Талифа, не переставая жмуриться и улыбаться солнцу, поддержала:

– Проповедник, вы сами в молитвенном собрании высказывались насчет тайны «Я» и «Мы».

– Да-а, – согласился рыжий великан, видимо польщенный. – Я о личности говорю на Троицу.

– Ну вот, – кокетливо внушала учительница, – поговорите об этом в следующее воскресенье. И он все поймет. Смотрите, какой он сильный, хороший, несчастный, – увещевала она, шутливо поглаживая могучие плечи Конрада.

– Вопрос о личности – страшный вопрос, – вмешался между тем Аптекарь зеленоватым шепотом. – Здесь ключ к тайне! – Он, очевидно, любил мудрствовать на досуге.

Одна Ипата не принимала участия в разговоре: стояла неподвижно со своим непоколебимым, твердокаменным, скуластым, тяжелым лицом розовато-желтого цвета и нарядным, прозрачным, загибающимся носом. Руки ее, щедрые, хозяйские, покорно опущенные, выражали стоическое борение и страх.

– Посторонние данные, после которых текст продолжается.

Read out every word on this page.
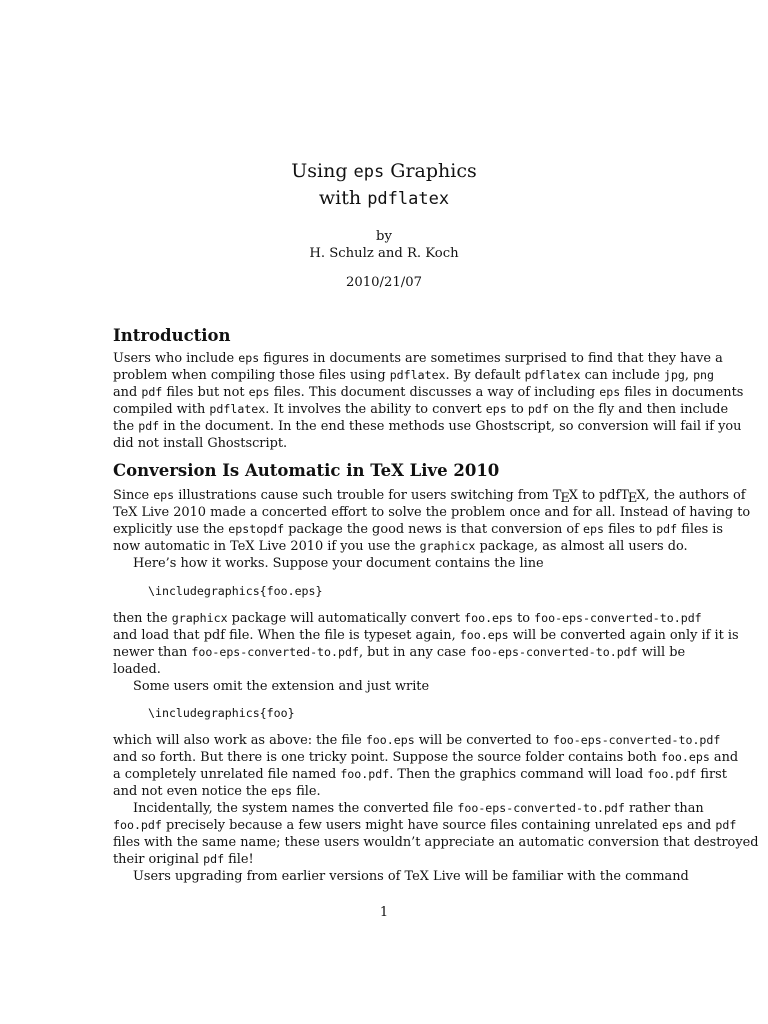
Using eps Graphics
with pdflatex
by
H. Schulz and R. Koch
2010/21/07
Introduction
Users who include eps figures in documents are sometimes surprised to find that they have a
problem when compiling those files using pdflatex. By default pdflatex can include jpg, png
and pdf files but not eps files. This document discusses a way of including eps files in documents
compiled with pdflatex. It involves the ability to convert eps to pdf on the fly and then include
the pdf in the document. In the end these methods use Ghostscript, so conversion will fail if you
did not install Ghostscript.
Conversion Is Automatic in TeX Live 2010
Since eps illustrations cause such trouble for users switching from TEX to pdfTEX, the authors of
TeX Live 2010 made a concerted effort to solve the problem once and for all. Instead of having to
explicitly use the epstopdf package the good news is that conversion of eps files to pdf files is
now automatic in TeX Live 2010 if you use the graphicx package, as almost all users do.
Here’s how it works. Suppose your document contains the line
\includegraphics{foo.eps}
then the graphicx package will automatically convert foo.eps to foo-eps-converted-to.pdf
and load that pdf file. When the file is typeset again, foo.eps will be converted again only if it is
newer than foo-eps-converted-to.pdf, but in any case foo-eps-converted-to.pdf will be
loaded.
Some users omit the extension and just write
\includegraphics{foo}
which will also work as above: the file foo.eps will be converted to foo-eps-converted-to.pdf
and so forth. But there is one tricky point. Suppose the source folder contains both foo.eps and
a completely unrelated file named foo.pdf. Then the graphics command will load foo.pdf first
and not even notice the eps file.
Incidentally, the system names the converted file foo-eps-converted-to.pdf rather than
foo.pdf precisely because a few users might have source files containing unrelated eps and pdf
files with the same name; these users wouldn’t appreciate an automatic conversion that destroyed
their original pdf file!
Users upgrading from earlier versions of TeX Live will be familiar with the command
1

– Хорошо! – согласился старец, похожий на Саваофа. – Надо помочь, и я все расскажу в следующее воскресенье. А теперь за дело! – гремел он уже по-привычному. – Ипата, принимай мужа.

– Пройдем по работам, – не то спросила, не то приказала она. – Познакомишься. Не бойся, – почти улыбнулась (а глаза сухие, скупые). – Они совсем не страшные.